LVLMs are inherently vulnerable to adversarial attacks due to their integration of both vision and language modalities. These vulnerabilities are exacerbated in jailbreak attacks, where safety protocols are bypassed to generate harmful content, reflecting the risk posed by the expanded attack surface in the visual domain.

Figure 1: Jailbreak attack on LVLM: adversarial image paired with harmful instructions is used as input. The adversarial image bypasses the LVLM's safety guardrails, causing it to generate harmful output.

Theoretical Foundations and Methodology

Sim-CLIP+ is based on adversarially fine-tuning the CLIP encoder within a Siamese architecture to fortify LVLMs. The methodology maximizes cosine similarity between clean and perturbed samples, promoting robustness against adversarial inputs:

$$L_{\text{cos}}(R_p, R_c) = -\frac{R_p \cdot R_c}{|R_p|_2 |R_c|_2}$$

Sim-CLIP+ addresses the challenges of symmetric loss collapse by incorporating a stop-gradient mechanism, thus maintaining computational efficiency while preventing trivial solutions.

Figure 2: Workflow and overview of proposed Sim-CLIP+: (a) CLIP is adversarially fine-tuned on ImageNET dataset tailoring our methodology, and (b) the robust Sim-CLIP+ encoder processes adversarial images alongside harmful text prompts, effectively mitigating jailbreak attempts within the LVLM.

Experimental Results and Analysis

Sim-CLIP+ demonstrates significant resilience against various types of jailbreak attacks, including ImgJP, VisualAdv, and HADES, showcasing the encoder's robustness in both gradient-based and generation-based contexts.

• ImgJP Attack: Sim-CLIP+ achieves a significantly lower Attack Success Rate (ASR), outperforming models using the original CLIP encoder and other robust encoders like FARE$^4$.
• VisualAdv Attack: Sim-CLIP+ provides superior defense without external defenses like JailGuard, reducing average toxicity across multiple evaluated attributes.
• HADES Attack: Sim-CLIP+ maintains competitive performance, close to state-of-the-art defenses, against generation-based jailbreak attacks.

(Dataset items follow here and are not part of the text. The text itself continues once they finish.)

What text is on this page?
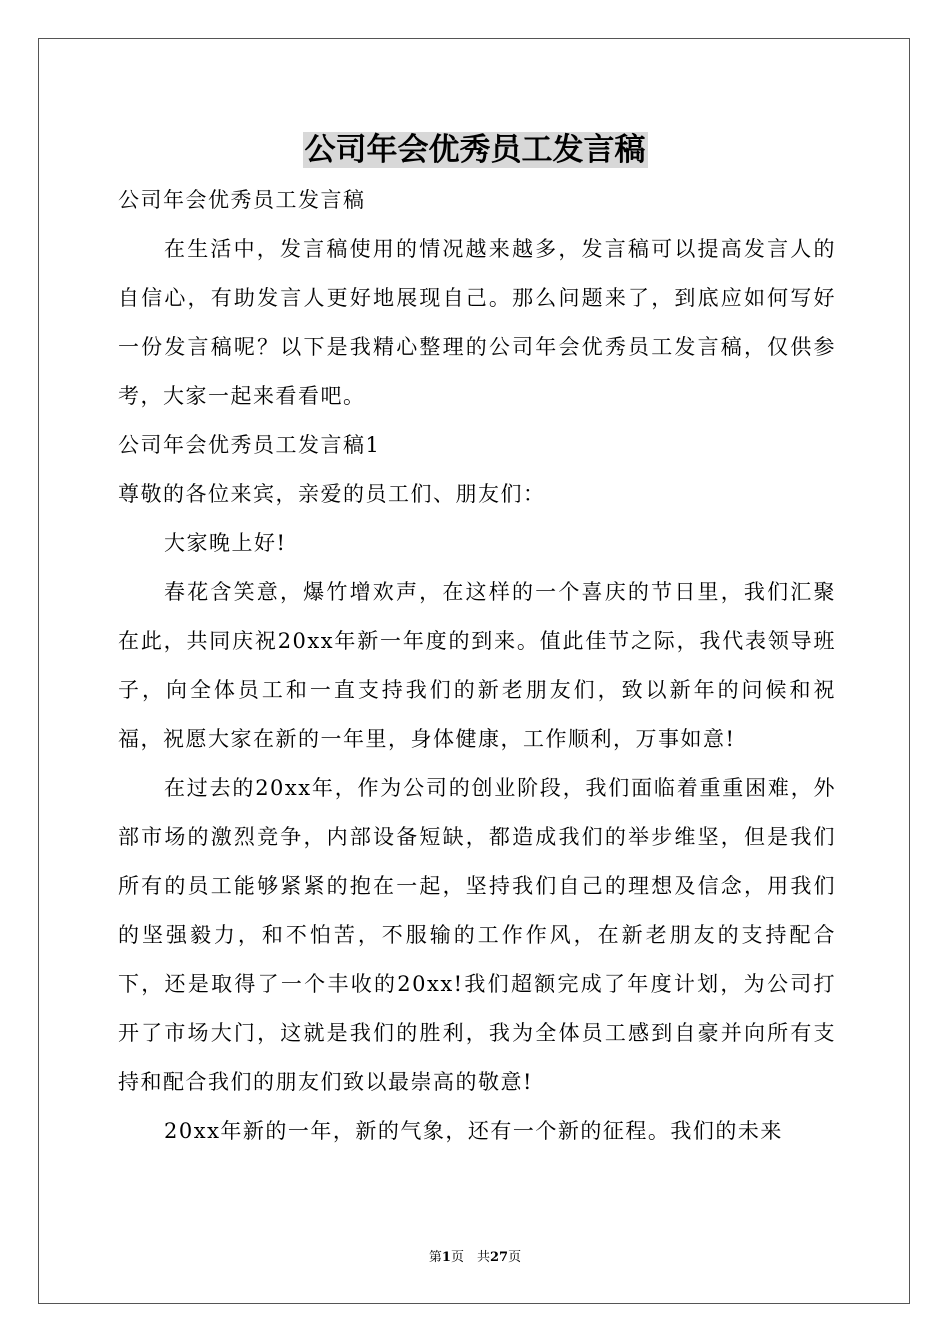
公司年会优秀员工发言稿

公司年会优秀员工发言稿

在生活中，发言稿使用的情况越来越多，发言稿可以提高发言人的自信心，有助发言人更好地展现自己。那么问题来了，到底应如何写好一份发言稿呢？以下是我精心整理的公司年会优秀员工发言稿，仅供参考，大家一起来看看吧。

公司年会优秀员工发言稿1

尊敬的各位来宾，亲爱的员工们、朋友们：

大家晚上好!

春花含笑意，爆竹增欢声，在这样的一个喜庆的节日里，我们汇聚在此，共同庆祝20xx年新一年度的到来。值此佳节之际，我代表领导班子，向全体员工和一直支持我们的新老朋友们，致以新年的问候和祝福，祝愿大家在新的一年里，身体健康，工作顺利，万事如意!

在过去的20xx年，作为公司的创业阶段，我们面临着重重困难，外部市场的激烈竞争，内部设备短缺，都造成我们的举步维坚，但是我们所有的员工能够紧紧的抱在一起，坚持我们自己的理想及信念，用我们的坚强毅力，和不怕苦，不服输的工作作风，在新老朋友的支持配合下，还是取得了一个丰收的20xx!我们超额完成了年度计划，为公司打开了市场大门，这就是我们的胜利，我为全体员工感到自豪并向所有支持和配合我们的朋友们致以最崇高的敬意!

20xx年新的一年，新的气象，还有一个新的征程。我们的未来

第1页　共27页
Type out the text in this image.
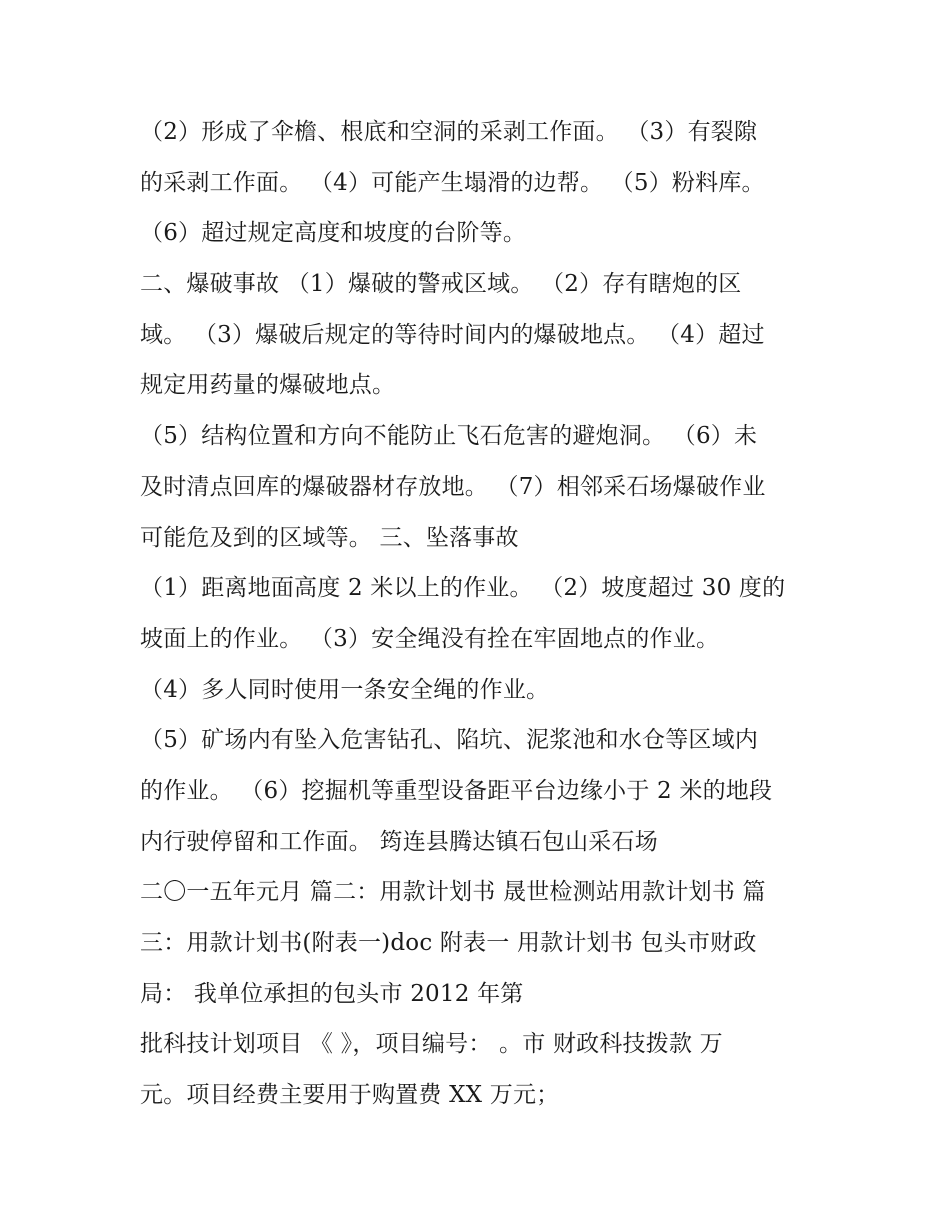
（2）形成了伞檐、根底和空洞的采剥工作面。 （3）有裂隙
的采剥工作面。 （4）可能产生塌滑的边帮。 （5）粉料库。
（6）超过规定高度和坡度的台阶等。
二、爆破事故 （1）爆破的警戒区域。 （2）存有瞎炮的区
域。 （3）爆破后规定的等待时间内的爆破地点。 （4）超过
规定用药量的爆破地点。
（5）结构位置和方向不能防止飞石危害的避炮洞。 （6）未
及时清点回库的爆破器材存放地。 （7）相邻采石场爆破作业
可能危及到的区域等。 三、坠落事故
（1）距离地面高度 2 米以上的作业。 （2）坡度超过 30 度的
坡面上的作业。 （3）安全绳没有拴在牢固地点的作业。
（4）多人同时使用一条安全绳的作业。
（5）矿场内有坠入危害钻孔、陷坑、泥浆池和水仓等区域内
的作业。 （6）挖掘机等重型设备距平台边缘小于 2 米的地段
内行驶停留和工作面。 筠连县腾达镇石包山采石场
二〇一五年元月 篇二：用款计划书 晟世检测站用款计划书 篇
三：用款计划书(附表一)doc 附表一 用款计划书 包头市财政
局： 我单位承担的包头市 2012 年第
批科技计划项目 《 》，项目编号： 。市 财政科技拨款 万
元。项目经费主要用于购置费 XX 万元；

Figure 3: Qualitative examples of jailbreak attacks on LLaVA (Llama-2-13B) models with original CLIP and Sim-CLIP+ as vision encoders. In both cases, LLaVA with CLIP vision encoder is compromised and outputs malicious content, while LLaVA with Sim-CLIP+ remains robust.

Practical Implications and Future Directions

Sim-CLIP+ demonstrates a capability to enhance LVLMs' security while maintaining clean performance in tasks such as image captioning and Visual Question Answering (VQA). Its plug-and-play nature makes it a valuable addition to existing AI systems without requiring extensive retraining efforts.

In terms of future work, further refinement of Sim-CLIP+ could involve:

• Extending defenses to multi-modal architectures integrating additional sensory data.
• Exploring automated methods to recognize and mitigate emerging types of adversarial threats.
• Enhancing the interpretability of adversarial defenses to foster better trust and reliability in AI deployments.

Conclusion

Sim-CLIP+ significantly mitigates adversarial threats in LVLMs, providing robust, scalable defenses that can be seamlessly integrated into existing architectures. Its deployment holds promise in securing a wide array of applications reliant on safe and reliable multi-modal AI systems.